Actually, satisfied might not be the most accurate word, for every shard was a crunchy, nutty, crisp-tender revelation. A half order of chopped Italian salad with salami and cheese was bright, well-dressed and considerately pre-divided into four bowls. Clams casino, topped with dark, smoky bacon, had its own appeal, as did zuppa di clams, plump mollusks in a robust red sauce.
Here, a half order of chicken scarpariello means seven pieces of simply roasted poultry, juicy and savory. Pleasing, too, is the tender chicken limone, boneless breasts in a citrusy sauce. Shrimp marinara is just that -- shellfish in a garlicky red sauce; not fancy, just good. Linguine with clam sauce is defined by lots of garlic, gentled by roasting, and clams out of their shells. More clams would have improved the dish. The sauce in the al dente penne Bolognese had no cream, making it more of a meat sauce than a true Bolognese. Even so, the dish was vibrant and satisfying.
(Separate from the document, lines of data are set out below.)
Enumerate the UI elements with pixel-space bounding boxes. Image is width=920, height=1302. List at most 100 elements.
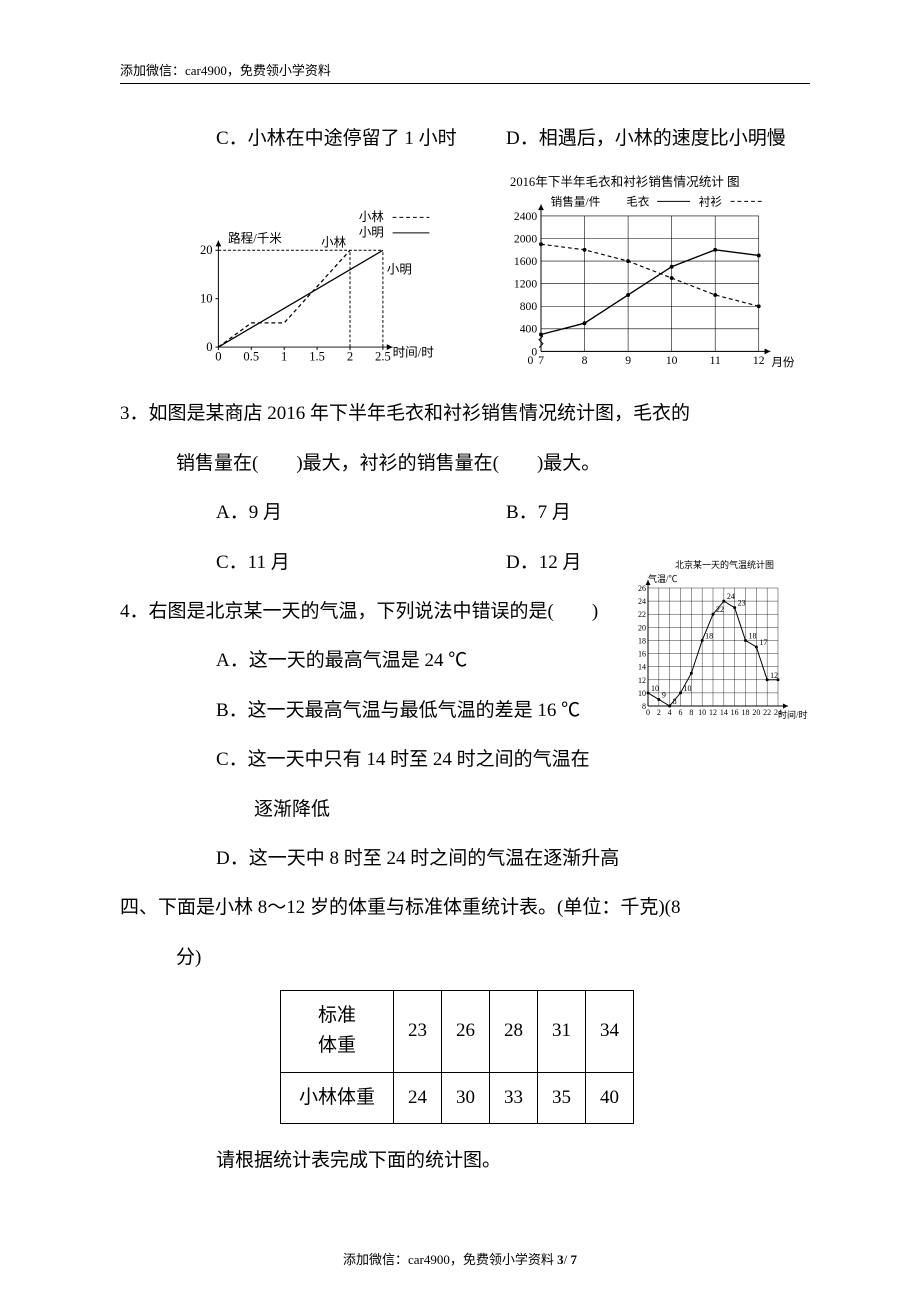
svg-text:2400: 2400 xyxy=(514,210,537,223)
q3-opt-b: B．7 月 xyxy=(506,488,571,537)
svg-text:16: 16 xyxy=(731,708,739,717)
svg-text:小林: 小林 xyxy=(321,236,347,250)
row2-hdr: 小林体重 xyxy=(281,1072,394,1123)
svg-text:400: 400 xyxy=(520,323,538,336)
cell: 33 xyxy=(490,1072,538,1123)
svg-text:18: 18 xyxy=(638,636,646,645)
cell: 40 xyxy=(586,1072,634,1123)
svg-text:12: 12 xyxy=(753,354,765,367)
svg-text:800: 800 xyxy=(520,301,538,314)
svg-text:8: 8 xyxy=(673,697,677,706)
svg-text:10: 10 xyxy=(200,292,213,306)
svg-text:11: 11 xyxy=(710,354,721,367)
weight-table: 标准 体重 23 26 28 31 34 小林体重 24 30 33 35 40 xyxy=(280,990,634,1124)
svg-text:7: 7 xyxy=(538,354,544,367)
dist-ylabel: 路程/千米 xyxy=(228,231,282,246)
q-table-intro-a: 四、下面是小林 8～12 岁的体重与标准体重统计表。(单位：千克)(8 xyxy=(120,883,810,932)
svg-text:10: 10 xyxy=(698,708,706,717)
legend-sweater: 毛衣 xyxy=(626,195,650,209)
cell: 23 xyxy=(394,991,442,1073)
cell: 28 xyxy=(490,991,538,1073)
svg-text:22: 22 xyxy=(763,708,771,717)
svg-text:4: 4 xyxy=(668,708,672,717)
chart-temp: 北京某一天的气温统计图 气温/℃ 81012141618202224260246… xyxy=(620,558,810,728)
svg-text:6: 6 xyxy=(679,708,683,717)
q3-line1: 3．如图是某商店 2016 年下半年毛衣和衬衫销售情况统计图，毛衣的 xyxy=(120,389,810,438)
svg-text:20: 20 xyxy=(752,708,760,717)
q2-opt-c: C．小林在中途停留了 1 小时 xyxy=(216,114,506,163)
svg-text:2.5: 2.5 xyxy=(375,350,391,364)
table-row: 标准 体重 23 26 28 31 34 xyxy=(281,991,634,1073)
svg-text:10: 10 xyxy=(684,684,692,693)
svg-text:1.5: 1.5 xyxy=(309,350,325,364)
svg-text:0: 0 xyxy=(215,350,221,364)
svg-text:8: 8 xyxy=(689,708,693,717)
temp-title: 北京某一天的气温统计图 xyxy=(675,559,774,570)
q2-opts-cd: C．小林在中途停留了 1 小时 D．相遇后，小林的速度比小明慢 xyxy=(120,114,810,163)
svg-text:23: 23 xyxy=(738,599,746,608)
svg-text:0.5: 0.5 xyxy=(243,350,259,364)
svg-text:18: 18 xyxy=(742,708,750,717)
svg-text:2: 2 xyxy=(347,350,353,364)
svg-text:16: 16 xyxy=(638,650,646,659)
temp-xlabel: 时间/时 xyxy=(778,709,808,720)
svg-text:24: 24 xyxy=(638,597,646,606)
svg-text:1: 1 xyxy=(281,350,287,364)
svg-text:12: 12 xyxy=(638,676,646,685)
chart-sales: 2016年下半年毛衣和衬衫销售情况统计 图 销售量/件 毛衣 衬衫 0 400 80… xyxy=(481,169,810,379)
svg-text:14: 14 xyxy=(638,663,646,672)
q4-opt-c2: 逐渐降低 xyxy=(120,785,810,834)
svg-text:17: 17 xyxy=(759,638,767,647)
dist-xlabel: 时间/时 xyxy=(393,346,435,360)
svg-text:10: 10 xyxy=(666,354,678,367)
q-table-after: 请根据统计表完成下面的统计图。 xyxy=(120,1136,810,1185)
svg-text:14: 14 xyxy=(720,708,728,717)
temp-ylabel: 气温/℃ xyxy=(648,573,678,584)
svg-text:0: 0 xyxy=(527,354,533,367)
svg-text:1600: 1600 xyxy=(514,255,537,268)
svg-text:0: 0 xyxy=(206,340,212,354)
cell: 30 xyxy=(442,1072,490,1123)
svg-text:12: 12 xyxy=(709,708,717,717)
q3-opt-d: D．12 月 xyxy=(506,538,581,587)
cell: 24 xyxy=(394,1072,442,1123)
svg-text:2: 2 xyxy=(657,708,661,717)
svg-text:20: 20 xyxy=(638,623,646,632)
sales-xlabel: 月份 xyxy=(771,356,795,369)
cell: 31 xyxy=(538,991,586,1073)
svg-text:2000: 2000 xyxy=(514,233,537,246)
svg-text:18: 18 xyxy=(705,631,713,640)
sales-title: 2016年下半年毛衣和衬衫销售情况统计 图 xyxy=(510,174,740,189)
footer-text: 添加微信：car4900，免费领小学资料 xyxy=(343,1252,557,1267)
q4-opt-d: D．这一天中 8 时至 24 时之间的气温在逐渐升高 xyxy=(120,834,810,883)
sales-ylabel: 销售量/件 xyxy=(551,195,601,209)
legend-ming: 小明 xyxy=(359,226,384,240)
svg-text:12: 12 xyxy=(770,671,778,680)
footer-total: 7 xyxy=(571,1252,578,1267)
legend-lin: 小林 xyxy=(359,211,385,225)
svg-text:小明: 小明 xyxy=(387,263,412,277)
q3-opt-c: C．11 月 xyxy=(216,538,506,587)
chart-temp-wrap: 北京某一天的气温统计图 气温/℃ 81012141618202224260246… xyxy=(620,558,810,728)
svg-text:20: 20 xyxy=(200,244,213,258)
svg-text:9: 9 xyxy=(662,690,666,699)
svg-text:18: 18 xyxy=(749,631,757,640)
svg-text:22: 22 xyxy=(716,605,724,614)
svg-text:10: 10 xyxy=(638,689,646,698)
svg-text:26: 26 xyxy=(638,584,646,593)
svg-text:0: 0 xyxy=(646,708,650,717)
svg-text:22: 22 xyxy=(638,610,646,619)
legend-shirt: 衬衫 xyxy=(699,196,723,209)
q-table-intro-b: 分) xyxy=(120,933,810,982)
q3-opt-a: A．9 月 xyxy=(216,488,506,537)
cell: 35 xyxy=(538,1072,586,1123)
footer: 添加微信：car4900，免费领小学资料 3/ 7 xyxy=(0,1249,920,1268)
footer-slash: / xyxy=(564,1252,571,1267)
chart-distance: 路程/千米 小林 小明 0102000.511.522.5小林小明 时间/时 xyxy=(170,199,441,379)
cell: 26 xyxy=(442,991,490,1073)
cell: 34 xyxy=(586,991,634,1073)
q2-opt-d: D．相遇后，小林的速度比小明慢 xyxy=(506,114,786,163)
svg-text:9: 9 xyxy=(625,354,631,367)
q3-opts-ab: A．9 月 B．7 月 xyxy=(120,488,810,537)
row1-hdr: 标准 体重 xyxy=(281,991,394,1073)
A side order of burnt broccoli -- a dish that's turning up all over Long Island -- was exactly what its name implies. Some will like it; others won't.
But it would be hard to resist the house-made Napoleon, a simple construct of puff pastry and freshly whipped cream, inexplicably garnished with aerosol whipped cream. Ask for yours plain. This is the only dessert you'll need and -- despite all the eating that's come before -- one you may not want to share.